SambaNovaSTTService provides speech-to-text capabilities using SambaNova’s hosted Whisper API with Voice Activity Detection (VAD) for optimized processing. It efficiently processes speech segments to deliver accurate transcription with SambaNova’s high-performance inference platform.

Installation

To use SambaNova services, install the required dependency:
pip install "pipecat-ai[sambanova]"

Prerequisites

SambaNova Account Setup

Before using SambaNova STT services, you need:
  1. SambaNova Account: Sign up at SambaNova Cloud
  2. API Key: Generate an API key from your account dashboard
  3. Model Access: Ensure access to Whisper transcription models

Required Environment Variables

  • SAMBANOVA_API_KEY: Your SambaNova API key for authentication

Configuration

SambaNovaSTTService

model
str
default:"Whisper-Large-v3"
Whisper model to use for transcription.
api_key
str
default:"None"
SambaNova API key. Falls back to the SAMBANOVA_API_KEY environment variable.
base_url
str
default:"https://api.sambanova.ai/v1"
API base URL.
language
Language
default:"Language.EN"
Language of the audio input.
prompt
str
default:"None"
Optional text to guide the model’s style or continue a previous segment.
temperature
float
default:"None"
Sampling temperature between 0 and 1. Lower values produce more deterministic results.
push_empty_transcripts
bool
default:"False"
If true, allow empty TranscriptionFrame frames to be pushed downstream instead of discarding them. This is intended for situations where VAD fires even though the user did not speak.

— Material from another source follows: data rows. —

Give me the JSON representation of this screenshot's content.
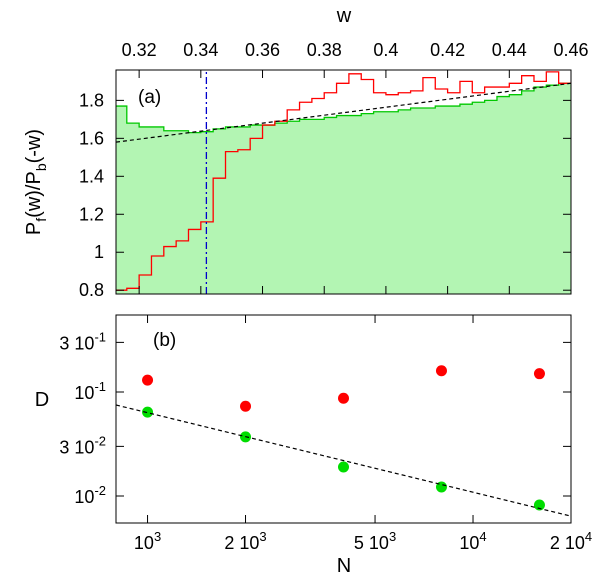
{
  "chart_data": [
    {
      "panel_label": "(a)",
      "type": "step",
      "xlabel": "w",
      "ylabel_main": "P",
      "ylabel_sub1": "f",
      "ylabel_mid": "(w)/P",
      "ylabel_sub2": "b",
      "ylabel_end": "(-w)",
      "xlim": [
        0.3125,
        0.46
      ],
      "ylim": [
        0.78,
        1.96
      ],
      "xticks": [
        0.32,
        0.34,
        0.36,
        0.38,
        0.4,
        0.42,
        0.44,
        0.46
      ],
      "xtick_labels": [
        "0.32",
        "0.34",
        "0.36",
        "0.38",
        "0.4",
        "0.42",
        "0.44",
        "0.46"
      ],
      "yticks": [
        0.8,
        1.0,
        1.2,
        1.4,
        1.6,
        1.8
      ],
      "ytick_labels": [
        "0.8",
        "1",
        "1.2",
        "1.4",
        "1.6",
        "1.8"
      ],
      "series": [
        {
          "style": "filled-step",
          "color": "#00c800",
          "fill": "#b3f5b3",
          "bin_edges": [
            0.3125,
            0.316,
            0.32,
            0.324,
            0.328,
            0.332,
            0.336,
            0.34,
            0.344,
            0.348,
            0.352,
            0.356,
            0.36,
            0.364,
            0.368,
            0.372,
            0.376,
            0.38,
            0.384,
            0.388,
            0.392,
            0.396,
            0.4,
            0.404,
            0.408,
            0.412,
            0.416,
            0.42,
            0.424,
            0.428,
            0.432,
            0.436,
            0.44,
            0.444,
            0.448,
            0.452,
            0.456,
            0.46
          ],
          "values": [
            1.77,
            1.68,
            1.66,
            1.66,
            1.64,
            1.64,
            1.63,
            1.635,
            1.65,
            1.66,
            1.66,
            1.67,
            1.67,
            1.68,
            1.69,
            1.7,
            1.7,
            1.71,
            1.72,
            1.72,
            1.73,
            1.74,
            1.74,
            1.75,
            1.76,
            1.76,
            1.77,
            1.77,
            1.78,
            1.79,
            1.8,
            1.82,
            1.83,
            1.85,
            1.87,
            1.88,
            1.89
          ]
        },
        {
          "style": "step",
          "color": "#ff0000",
          "bin_edges": [
            0.3125,
            0.316,
            0.32,
            0.324,
            0.328,
            0.332,
            0.336,
            0.34,
            0.344,
            0.348,
            0.352,
            0.356,
            0.36,
            0.364,
            0.368,
            0.372,
            0.376,
            0.38,
            0.384,
            0.388,
            0.392,
            0.396,
            0.4,
            0.404,
            0.408,
            0.412,
            0.416,
            0.42,
            0.424,
            0.428,
            0.432,
            0.436,
            0.44,
            0.444,
            0.448,
            0.452,
            0.456,
            0.46
          ],
          "values": [
            0.8,
            0.81,
            0.88,
            0.98,
            1.03,
            1.06,
            1.12,
            1.16,
            1.39,
            1.53,
            1.54,
            1.6,
            1.67,
            1.69,
            1.75,
            1.79,
            1.81,
            1.84,
            1.89,
            1.94,
            1.91,
            1.84,
            1.83,
            1.84,
            1.85,
            1.92,
            1.86,
            1.84,
            1.9,
            1.84,
            1.87,
            1.87,
            1.89,
            1.93,
            1.9,
            1.95,
            1.89
          ]
        },
        {
          "style": "dashed-line",
          "color": "#000000",
          "x": [
            0.3125,
            0.46
          ],
          "y": [
            1.58,
            1.89
          ]
        },
        {
          "style": "dash-dot-vertical",
          "color": "#0000cc",
          "x": [
            0.3418,
            0.3418
          ],
          "y": [
            0.78,
            1.96
          ]
        }
      ]
    },
    {
      "panel_label": "(b)",
      "type": "scatter",
      "scale": "log-log",
      "xlabel": "N",
      "ylabel": "D",
      "xlim": [
        800,
        20000
      ],
      "ylim": [
        0.0055,
        0.55
      ],
      "xticks": [
        1000,
        2000,
        5000,
        10000,
        20000
      ],
      "xtick_labels": [
        {
          "base": "10",
          "exp": "3"
        },
        {
          "base": "2 10",
          "exp": "3"
        },
        {
          "base": "5 10",
          "exp": "3"
        },
        {
          "base": "10",
          "exp": "4"
        },
        {
          "base": "2 10",
          "exp": "4"
        }
      ],
      "yticks": [
        0.01,
        0.03,
        0.1,
        0.3
      ],
      "ytick_labels": [
        {
          "base": "10",
          "exp": "-2"
        },
        {
          "base": "3 10",
          "exp": "-2"
        },
        {
          "base": "10",
          "exp": "-1"
        },
        {
          "base": "3 10",
          "exp": "-1"
        }
      ],
      "series": [
        {
          "style": "markers",
          "color": "#ff0000",
          "x": [
            1000,
            2000,
            4000,
            8000,
            16000
          ],
          "y": [
            0.13,
            0.073,
            0.087,
            0.16,
            0.15
          ]
        },
        {
          "style": "markers",
          "color": "#00dd00",
          "x": [
            1000,
            2000,
            4000,
            8000,
            16000
          ],
          "y": [
            0.064,
            0.037,
            0.019,
            0.0122,
            0.0082
          ]
        },
        {
          "style": "dashed-line",
          "color": "#000000",
          "x": [
            800,
            20000
          ],
          "y": [
            0.075,
            0.0064
          ]
        }
      ]
    }
  ]
}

In these cases, it is useful to know that nothing was transcribed so that the agent can resume speaking, instead of waiting longer for a transcription.

Usage

Basic Setup

from pipecat.services.sambanova import SambaNovaSTTService

stt = SambaNovaSTTService(
    api_key=os.getenv("SAMBANOVA_API_KEY"),
)

With Custom Configuration

from pipecat.services.sambanova import SambaNovaSTTService
from pipecat.transcriptions.language import Language

stt = SambaNovaSTTService(
    api_key=os.getenv("SAMBANOVA_API_KEY"),
    model="Whisper-Large-v3",
    language=Language.ES,
    prompt="Transcribe the following conversation about technology.",
    temperature=0.0,
)

Notes

  • Segmented transcription: SambaNovaSTTService extends SegmentedSTTService (via BaseWhisperSTTService), processing complete audio segments after VAD detects the user has stopped speaking.
  • Whisper API compatible: Uses the OpenAI-compatible Whisper API interface hosted on SambaNova’s infrastructure.
  • Probability metrics not supported: SambaNova’s Whisper API does not support probability metrics. The include_prob_metrics parameter has no effect.